Harish Venkataraman on why sensing is becoming the first layer of AI
At Image Sensors Europe 2026, much of the conversation centred on integration, system design, and the limits of pixel scaling. But Harish Venkataraman, Director of Camera and Sensing Architecture and Systems at Meta, approached that shift from a different angle. Not by asking how sensors improve, but by asking what role they play in a world increasingly defined by AI. Because if AI is the defining technology of this decade, then sensing is where it begins.

One of the simplest, and most important, points in Venkataraman’s talk is that most AI systems still begin with visual data: images, video, depth. That hasn’t changed. What has changed is what happens next. Sensors are no longer capturing images for a human viewer; they are feeding systems that need to interpret, react, and act, often in real time and under strict constraints. That shifts the definition of performance. It is no longer just about clarity or resolution, but about relevance, timing, and efficiency: what information is captured, how quickly it can be processed, and whether it can support decision-making in the moment.
“It’s not a question anymore of if… it’s about how these sensors become more powerful.”
“More powerful” here doesn’t simply mean more pixels. It means becoming a more effective input to AI.
A system shaped by constraints
That shift introduces a tension that runs through much of the current innovation in imaging. On one side, traditional expectations remain. High resolution, high dynamic range, low noise. These are still essential, particularly for photography and video. On the other, AI-driven systems introduce a different set of pressures. They need to be always on, respond instantly, and operate within tight power and form factor limits.
“There are two competing requirements… high-quality imaging that never goes away, and low-power sensing that enables this future world.”
This tension becomes especially visible in devices like smart glasses and AI wearables, where sensing is continuous rather than occasional. The camera is no longer something that is activated; it is persistent. And that persistence makes power one of the defining constraints. You can’t simply increase performance without consequence. Instead, the system has to adapt.
That is why the architecture itself is starting to change. Rather than relying on a fixed pipeline, sensing and processing are becoming more distributed. Some decisions happen close to the sensor, where latency matters. Others are deferred to edge compute or the cloud, depending on what the application can tolerate. In that sense, the image sensor is no longer the start of a linear process. It is part of a dynamic system.
From camera to perception layer
What emerges from this is a broader redefinition of the camera’s role. It is no longer just a device for capturing images, but part of a perception layer that combines sensing, compute, and models to interpret the world.
“The hardware does just enough, and works paired with machine learning to get the whole picture.”
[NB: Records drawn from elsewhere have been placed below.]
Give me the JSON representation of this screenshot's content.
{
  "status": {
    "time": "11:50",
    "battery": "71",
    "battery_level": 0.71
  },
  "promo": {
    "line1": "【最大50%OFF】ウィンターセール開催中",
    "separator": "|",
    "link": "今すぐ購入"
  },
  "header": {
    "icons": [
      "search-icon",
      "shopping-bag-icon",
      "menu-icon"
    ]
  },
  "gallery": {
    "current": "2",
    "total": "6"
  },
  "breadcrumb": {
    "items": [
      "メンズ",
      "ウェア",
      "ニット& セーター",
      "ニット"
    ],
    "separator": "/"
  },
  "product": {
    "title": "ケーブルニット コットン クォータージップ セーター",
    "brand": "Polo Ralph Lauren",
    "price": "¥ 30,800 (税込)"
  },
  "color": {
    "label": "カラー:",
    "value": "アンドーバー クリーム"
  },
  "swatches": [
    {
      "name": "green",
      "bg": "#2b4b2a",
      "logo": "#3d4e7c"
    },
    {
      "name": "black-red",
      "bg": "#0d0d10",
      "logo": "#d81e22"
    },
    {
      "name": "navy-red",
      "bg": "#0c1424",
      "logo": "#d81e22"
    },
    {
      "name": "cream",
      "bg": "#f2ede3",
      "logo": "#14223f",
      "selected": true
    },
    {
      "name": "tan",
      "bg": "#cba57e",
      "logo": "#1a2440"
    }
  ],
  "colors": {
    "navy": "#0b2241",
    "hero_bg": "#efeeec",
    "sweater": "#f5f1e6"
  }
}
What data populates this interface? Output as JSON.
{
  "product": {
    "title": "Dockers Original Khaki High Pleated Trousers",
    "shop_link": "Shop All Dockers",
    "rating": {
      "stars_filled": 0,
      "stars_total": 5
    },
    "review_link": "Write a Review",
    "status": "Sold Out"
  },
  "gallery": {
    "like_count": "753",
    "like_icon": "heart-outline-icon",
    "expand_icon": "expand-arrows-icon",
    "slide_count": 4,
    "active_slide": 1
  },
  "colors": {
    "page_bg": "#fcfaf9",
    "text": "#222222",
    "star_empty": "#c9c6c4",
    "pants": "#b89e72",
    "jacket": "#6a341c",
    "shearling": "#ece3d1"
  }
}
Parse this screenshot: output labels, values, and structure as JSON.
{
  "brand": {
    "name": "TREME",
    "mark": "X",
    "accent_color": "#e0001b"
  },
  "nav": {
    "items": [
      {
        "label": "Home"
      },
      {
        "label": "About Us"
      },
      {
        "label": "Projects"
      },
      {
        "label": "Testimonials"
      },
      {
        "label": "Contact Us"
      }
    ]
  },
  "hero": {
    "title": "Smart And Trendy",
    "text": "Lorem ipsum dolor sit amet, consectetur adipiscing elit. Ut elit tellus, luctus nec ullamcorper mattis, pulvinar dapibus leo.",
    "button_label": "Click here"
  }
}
This is also where depth sensing becomes more central. For many tasks, 2D imaging is sufficient, but as soon as systems need to understand space – to align digital content, track movement, or interact with objects – depth becomes difficult to avoid. It adds a dimension of understanding that cannot be reliably reconstructed from RGB alone. Increasingly, it is not used in isolation. Systems are combining RGB, depth, and other inputs such as IMUs to build a more complete and stable model of the environment.
This is particularly relevant in robotics, where sensing directly drives action. Vision is not just used for recognition, but for navigation, manipulation, and interaction with the physical world. In that context, the sensor is not just feeding AI: it is shaping what AI is capable of doing.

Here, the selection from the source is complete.